Cancer remains a major global health burden, causing nearly 10 million deaths annually. Early detection significantly improves outcomes, yet many cancers, such as lung and oesophageal, remain difficult to diagnose at early stages due to asymptomatic onset and aggressive progression. Genomic instability-comprising somatic mutations and chromosomal alterations-drives tumour evolution and offers opportunities for molecular-based detection. Minimally invasive methods such as liquid biopsy and capsule sponge sampling show promise, but low tumour DNA content in these samples presents a major challenge, especially in early-stage disease.
To overcome this, we propose to leverage the UK Biobank’s extensive genotype and sequencing resources to perform population-scale statistical phasing, enabling the construction of high-confidence, sample-specific haplotypes.

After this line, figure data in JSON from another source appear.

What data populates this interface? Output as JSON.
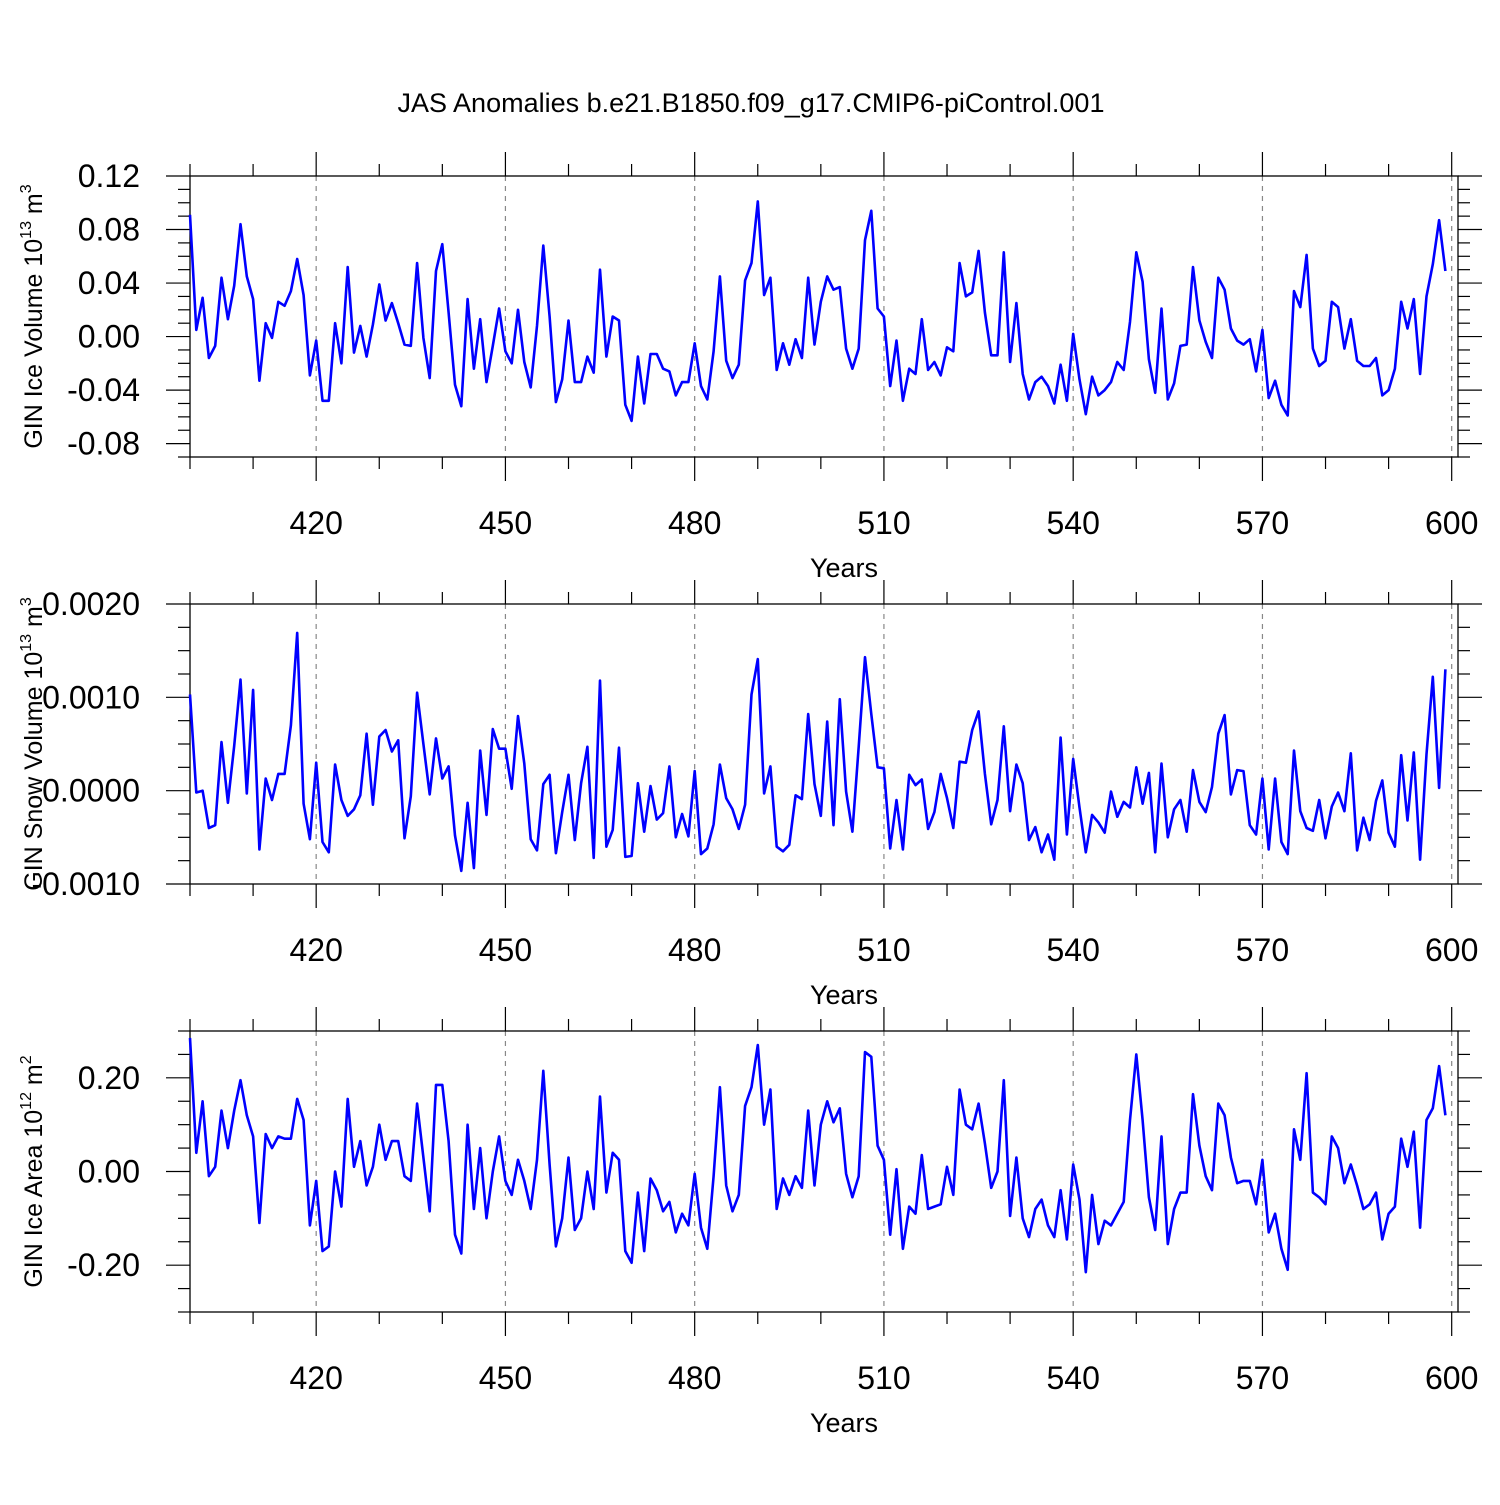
{
  "title": "JAS Anomalies b.e21.B1850.f09_g17.CMIP6-piControl.001",
  "chart_data": [
    {
      "type": "line",
      "ylabel_main": "GIN Ice Volume 10",
      "ylabel_sup": "13",
      "ylabel_unit": " m",
      "ylabel_unit_sup": "3",
      "xlabel": "Years",
      "xlim": [
        400,
        601
      ],
      "ylim": [
        -0.09,
        0.12
      ],
      "yticks": [
        -0.08,
        -0.04,
        0.0,
        0.04,
        0.08,
        0.12
      ],
      "yticklabels": [
        "-0.08",
        "-0.04",
        "0.00",
        "0.04",
        "0.08",
        "0.12"
      ],
      "xticks": [
        420,
        450,
        480,
        510,
        540,
        570,
        600
      ],
      "xticklabels": [
        "420",
        "450",
        "480",
        "510",
        "540",
        "570",
        "600"
      ],
      "line_color": "#0000ff",
      "x_start": 400,
      "values": [
        0.091,
        0.005,
        0.029,
        -0.016,
        -0.007,
        0.044,
        0.013,
        0.038,
        0.084,
        0.045,
        0.028,
        -0.033,
        0.01,
        -0.001,
        0.026,
        0.023,
        0.034,
        0.058,
        0.031,
        -0.029,
        -0.003,
        -0.048,
        -0.048,
        0.01,
        -0.02,
        0.052,
        -0.012,
        0.008,
        -0.015,
        0.009,
        0.039,
        0.012,
        0.025,
        0.01,
        -0.006,
        -0.007,
        0.055,
        -0.001,
        -0.031,
        0.049,
        0.069,
        0.018,
        -0.036,
        -0.052,
        0.028,
        -0.024,
        0.013,
        -0.034,
        -0.007,
        0.021,
        -0.011,
        -0.02,
        0.02,
        -0.019,
        -0.038,
        0.008,
        0.068,
        0.015,
        -0.049,
        -0.032,
        0.012,
        -0.034,
        -0.034,
        -0.015,
        -0.027,
        0.05,
        -0.015,
        0.015,
        0.012,
        -0.051,
        -0.063,
        -0.015,
        -0.05,
        -0.013,
        -0.013,
        -0.024,
        -0.026,
        -0.044,
        -0.034,
        -0.034,
        -0.005,
        -0.037,
        -0.047,
        -0.011,
        0.045,
        -0.018,
        -0.031,
        -0.021,
        0.042,
        0.055,
        0.101,
        0.031,
        0.044,
        -0.025,
        -0.005,
        -0.021,
        -0.002,
        -0.016,
        0.044,
        -0.006,
        0.026,
        0.045,
        0.035,
        0.037,
        -0.009,
        -0.024,
        -0.009,
        0.072,
        0.094,
        0.021,
        0.015,
        -0.037,
        -0.003,
        -0.048,
        -0.024,
        -0.028,
        0.013,
        -0.025,
        -0.019,
        -0.029,
        -0.008,
        -0.011,
        0.055,
        0.03,
        0.033,
        0.064,
        0.018,
        -0.014,
        -0.014,
        0.063,
        -0.019,
        0.025,
        -0.028,
        -0.047,
        -0.034,
        -0.03,
        -0.037,
        -0.05,
        -0.021,
        -0.048,
        0.002,
        -0.032,
        -0.058,
        -0.03,
        -0.044,
        -0.04,
        -0.034,
        -0.019,
        -0.025,
        0.011,
        0.063,
        0.041,
        -0.017,
        -0.042,
        0.021,
        -0.047,
        -0.035,
        -0.007,
        -0.006,
        0.052,
        0.012,
        -0.004,
        -0.016,
        0.044,
        0.035,
        0.006,
        -0.003,
        -0.006,
        -0.002,
        -0.026,
        0.005,
        -0.046,
        -0.033,
        -0.051,
        -0.059,
        0.034,
        0.022,
        0.061,
        -0.009,
        -0.022,
        -0.018,
        0.026,
        0.022,
        -0.009,
        0.013,
        -0.018,
        -0.022,
        -0.022,
        -0.016,
        -0.044,
        -0.04,
        -0.024,
        0.026,
        0.006,
        0.028,
        -0.028,
        0.03,
        0.054,
        0.087,
        0.049
      ]
    },
    {
      "type": "line",
      "ylabel_main": "GIN Snow Volume 10",
      "ylabel_sup": "13",
      "ylabel_unit": " m",
      "ylabel_unit_sup": "3",
      "xlabel": "Years",
      "xlim": [
        400,
        601
      ],
      "ylim": [
        -0.001,
        0.002
      ],
      "yticks": [
        -0.001,
        0.0,
        0.001,
        0.002
      ],
      "yticklabels": [
        "-0.0010",
        "0.0000",
        "0.0010",
        "0.0020"
      ],
      "xticks": [
        420,
        450,
        480,
        510,
        540,
        570,
        600
      ],
      "xticklabels": [
        "420",
        "450",
        "480",
        "510",
        "540",
        "570",
        "600"
      ],
      "line_color": "#0000ff",
      "x_start": 400,
      "values": [
        0.00103,
        -2e-05,
        0.0,
        -0.0004,
        -0.00037,
        0.00052,
        -0.00013,
        0.00048,
        0.00119,
        -3e-05,
        0.00108,
        -0.00063,
        0.00013,
        -0.0001,
        0.00018,
        0.00018,
        0.0007,
        0.00169,
        -0.00014,
        -0.00052,
        0.0003,
        -0.00055,
        -0.00066,
        0.00028,
        -0.0001,
        -0.00027,
        -0.0002,
        -5e-05,
        0.00061,
        -0.00015,
        0.00058,
        0.00065,
        0.00042,
        0.00054,
        -0.00051,
        -6e-05,
        0.00105,
        0.0005,
        -4e-05,
        0.00056,
        0.00013,
        0.00026,
        -0.00048,
        -0.00086,
        -0.00013,
        -0.00083,
        0.00043,
        -0.00026,
        0.00066,
        0.00045,
        0.00045,
        2e-05,
        0.0008,
        0.00029,
        -0.00052,
        -0.00064,
        7e-05,
        0.00017,
        -0.00067,
        -0.00023,
        0.00017,
        -0.00053,
        8e-05,
        0.00047,
        -0.00072,
        0.00118,
        -0.0006,
        -0.00042,
        0.00046,
        -0.00071,
        -0.0007,
        8e-05,
        -0.00044,
        5e-05,
        -0.00031,
        -0.00024,
        0.00026,
        -0.0005,
        -0.00025,
        -0.00049,
        0.00021,
        -0.00068,
        -0.00062,
        -0.00036,
        0.00028,
        -8e-05,
        -0.0002,
        -0.00041,
        -0.00015,
        0.00103,
        0.00141,
        -3e-05,
        0.00026,
        -0.0006,
        -0.00065,
        -0.00058,
        -5e-05,
        -9e-05,
        0.00082,
        7e-05,
        -0.00027,
        0.00074,
        -0.00037,
        0.00098,
        -1e-05,
        -0.00044,
        0.00047,
        0.00143,
        0.00082,
        0.00025,
        0.00024,
        -0.00062,
        -0.0001,
        -0.00063,
        0.00017,
        6e-05,
        0.00012,
        -0.00041,
        -0.00023,
        0.00018,
        -8e-05,
        -0.0004,
        0.00031,
        0.0003,
        0.00065,
        0.00085,
        0.00018,
        -0.00036,
        -0.0001,
        0.00069,
        -0.00022,
        0.00028,
        8e-05,
        -0.00053,
        -0.00039,
        -0.00066,
        -0.00047,
        -0.00074,
        0.00057,
        -0.00047,
        0.00034,
        -0.00018,
        -0.00066,
        -0.00026,
        -0.00034,
        -0.00045,
        -1e-05,
        -0.00028,
        -0.00012,
        -0.00018,
        0.00025,
        -0.00014,
        0.00019,
        -0.00066,
        0.00029,
        -0.0005,
        -0.0002,
        -0.0001,
        -0.00044,
        0.00022,
        -0.00012,
        -0.00023,
        4e-05,
        0.00061,
        0.00081,
        -4e-05,
        0.00022,
        0.00021,
        -0.00037,
        -0.00047,
        0.00013,
        -0.00063,
        0.00013,
        -0.00055,
        -0.00068,
        0.00043,
        -0.00022,
        -0.0004,
        -0.00043,
        -0.0001,
        -0.00051,
        -0.00017,
        -2e-05,
        -0.00022,
        0.0004,
        -0.00064,
        -0.00029,
        -0.00053,
        -0.00011,
        0.00011,
        -0.00045,
        -0.0006,
        0.00038,
        -0.00032,
        0.00041,
        -0.00074,
        0.00039,
        0.00122,
        3e-05,
        0.0013
      ]
    },
    {
      "type": "line",
      "ylabel_main": "GIN Ice Area 10",
      "ylabel_sup": "12",
      "ylabel_unit": " m",
      "ylabel_unit_sup": "2",
      "xlabel": "Years",
      "xlim": [
        400,
        601
      ],
      "ylim": [
        -0.3,
        0.3
      ],
      "yticks": [
        -0.2,
        0.0,
        0.2
      ],
      "yticklabels": [
        "-0.20",
        "0.00",
        "0.20"
      ],
      "xticks": [
        420,
        450,
        480,
        510,
        540,
        570,
        600
      ],
      "xticklabels": [
        "420",
        "450",
        "480",
        "510",
        "540",
        "570",
        "600"
      ],
      "line_color": "#0000ff",
      "x_start": 400,
      "values": [
        0.285,
        0.04,
        0.15,
        -0.01,
        0.01,
        0.13,
        0.05,
        0.13,
        0.195,
        0.12,
        0.075,
        -0.11,
        0.08,
        0.05,
        0.075,
        0.07,
        0.07,
        0.155,
        0.11,
        -0.115,
        -0.02,
        -0.17,
        -0.16,
        0.0,
        -0.075,
        0.155,
        0.01,
        0.065,
        -0.03,
        0.01,
        0.1,
        0.025,
        0.065,
        0.065,
        -0.01,
        -0.02,
        0.145,
        0.03,
        -0.085,
        0.185,
        0.185,
        0.065,
        -0.135,
        -0.175,
        0.1,
        -0.08,
        0.05,
        -0.1,
        0.0,
        0.075,
        -0.02,
        -0.05,
        0.025,
        -0.02,
        -0.08,
        0.025,
        0.215,
        0.015,
        -0.16,
        -0.1,
        0.03,
        -0.125,
        -0.1,
        0.0,
        -0.08,
        0.16,
        -0.045,
        0.04,
        0.025,
        -0.17,
        -0.195,
        -0.045,
        -0.17,
        -0.015,
        -0.04,
        -0.085,
        -0.065,
        -0.13,
        -0.09,
        -0.115,
        -0.005,
        -0.12,
        -0.165,
        -0.01,
        0.18,
        -0.03,
        -0.085,
        -0.05,
        0.14,
        0.18,
        0.27,
        0.1,
        0.175,
        -0.08,
        -0.015,
        -0.05,
        -0.01,
        -0.035,
        0.13,
        -0.03,
        0.1,
        0.15,
        0.105,
        0.135,
        -0.005,
        -0.055,
        -0.01,
        0.255,
        0.245,
        0.055,
        0.025,
        -0.135,
        0.005,
        -0.165,
        -0.075,
        -0.09,
        0.035,
        -0.08,
        -0.075,
        -0.07,
        0.01,
        -0.05,
        0.175,
        0.1,
        0.09,
        0.145,
        0.06,
        -0.035,
        0.0,
        0.195,
        -0.095,
        0.03,
        -0.1,
        -0.14,
        -0.08,
        -0.06,
        -0.115,
        -0.14,
        -0.04,
        -0.145,
        0.015,
        -0.06,
        -0.215,
        -0.05,
        -0.155,
        -0.105,
        -0.115,
        -0.09,
        -0.065,
        0.11,
        0.25,
        0.11,
        -0.055,
        -0.125,
        0.075,
        -0.155,
        -0.08,
        -0.045,
        -0.045,
        0.165,
        0.055,
        -0.01,
        -0.04,
        0.145,
        0.12,
        0.03,
        -0.025,
        -0.02,
        -0.02,
        -0.07,
        0.025,
        -0.13,
        -0.09,
        -0.165,
        -0.21,
        0.09,
        0.025,
        0.21,
        -0.045,
        -0.055,
        -0.07,
        0.075,
        0.05,
        -0.025,
        0.015,
        -0.03,
        -0.08,
        -0.07,
        -0.045,
        -0.145,
        -0.09,
        -0.075,
        0.07,
        0.01,
        0.085,
        -0.12,
        0.11,
        0.135,
        0.225,
        0.12
      ]
    }
  ]
}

These will enhance sensitivity in detecting allelic imbalance and copy number alterations (CNAs) from tumour-derived DNA in low-purity samples.
Building on this principle, we developed AstroCNA, a tumour-naïve, cost-efficient method that uses statistical phasing of >500,000 individuals to infer haplotypes and aggregate signals across phased heterozygous SNPs. This approach could improve signal-to-noise ratio, enabling robust CNA detection from moderate-depth WGS data, even without matched normal samples.
In parallel, we aim to utilise UK Biobank data not only for applying AstroCNA at scale, but also to evaluate and refine statistical phasing methods themselves. By comparing phasing accuracy across diverse populations and genomic regions, we hope to identify factors influencing phasing quality and improve its utility for liquid biopsy applications.
This project will advance allele-specific CNA detection from non-invasive samples, enabling earlier diagnosis and longitudinal monitoring of cancer and precancerous conditions.